Two Bend women provide resources for California evacuees
BEND, Ore. (KTVZ) -- As wildfires burned across California in recent months, destroying homes and thousands of acres, American Red Cross volunteers from Bend joined the massive response efforts.
The Cascades Region of the Red Cross, which covers Oregon and southwest Washington, deployed nearly 25 volunteers to help residents in the hard-hit areas.
Two Red Cross volunteers from Bend helped in relief efforts as firefighters battled the Kincade fire in Northern California. They provided shelter, food and comfort for those who were forced to evacuate their homes.
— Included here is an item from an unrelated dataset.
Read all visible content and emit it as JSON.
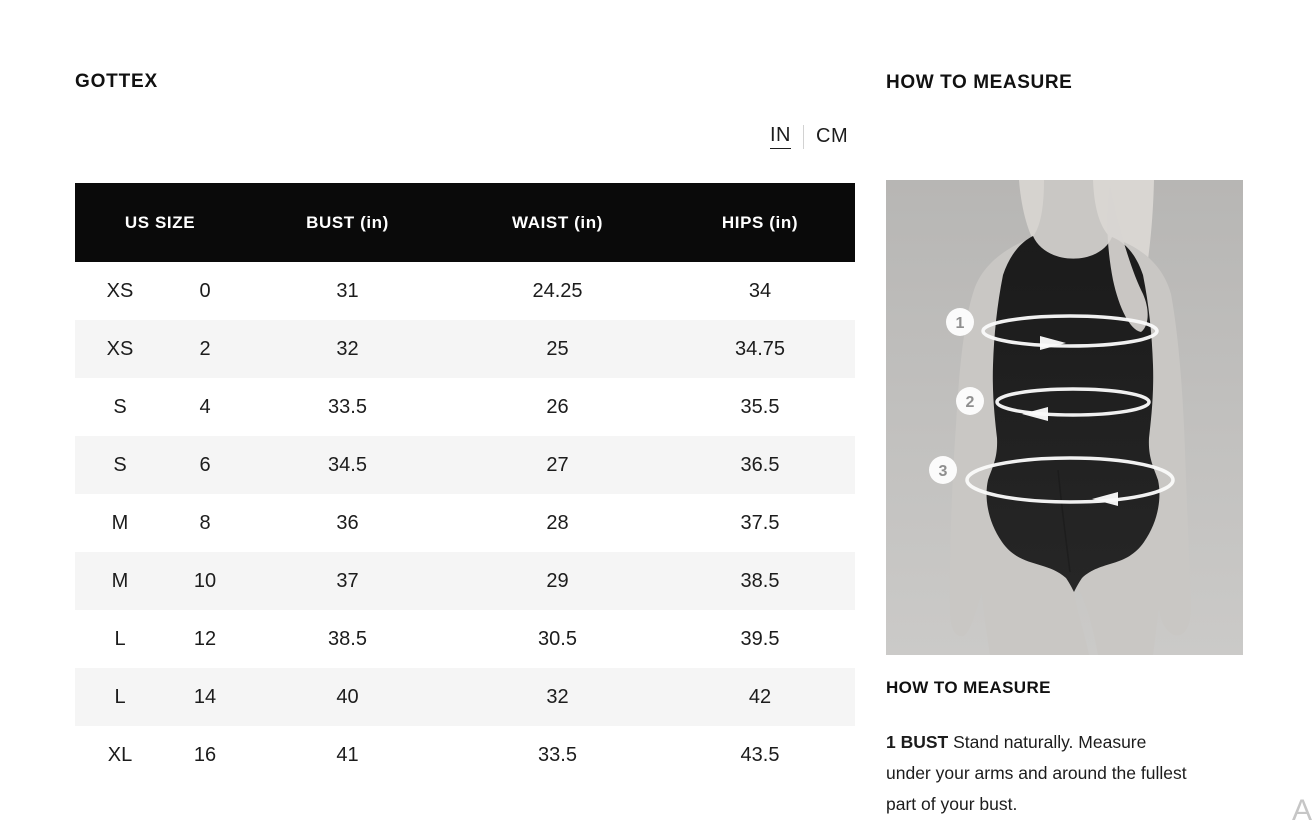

On Wednesday, volunteers Ronda Coleman and Nadine McCrindle, spoke of their experiences and deployment to support wildfire response efforts.
The Kincade fire that erupted in Sonoma County forced about 190,000 evacuations. The Red Cross Cascade Region supported 10 percent of the residents, helping them relocate to the 15 shelters that were set up.
Nadine McCrindle, executive director of the Red Cross region in Central and Eastern Oregon, was deployed to Sonoma County for 10 days. McCrindle served as a relief for the local Sonoma responders who needed rest, and gave them time to check on their own families and homes.
"I think one of the biggest things that really touched my heart that was there was the compassion and resiliency of the people who were affected by the fire," McCrindle said.
"I think even though they had gone through it recently, the compassion for each other and the donations that we received from people, just because they wanted to help and be part of it was really heartwarming, and a beautiful thing to see."
Rhonda Coleman, a service associate for sheltering wth the Red Cross, has assisted in relief efforts on many wildfires and hurricanes. She shared that even dealing with similar situations, responding to each natural disaster is always a different experience.
And being on the front line of such disasters drives home a familiar message to Central Oregonians: Be prepared for emergencies, especially wildfires.
"Those people who are ready to grab and go at a moment's notice fare better in a shelter," Coleman said. "That applies everywhere, and it especially applies here."
"It's so much easier on everyone if you have the stuff you need to call your life fulfilling, the things you need for comfort, the things you need for special needs -- let's say you have a special diet, let's say your children need a special thing. Get that ready and get that staged by the door," she said.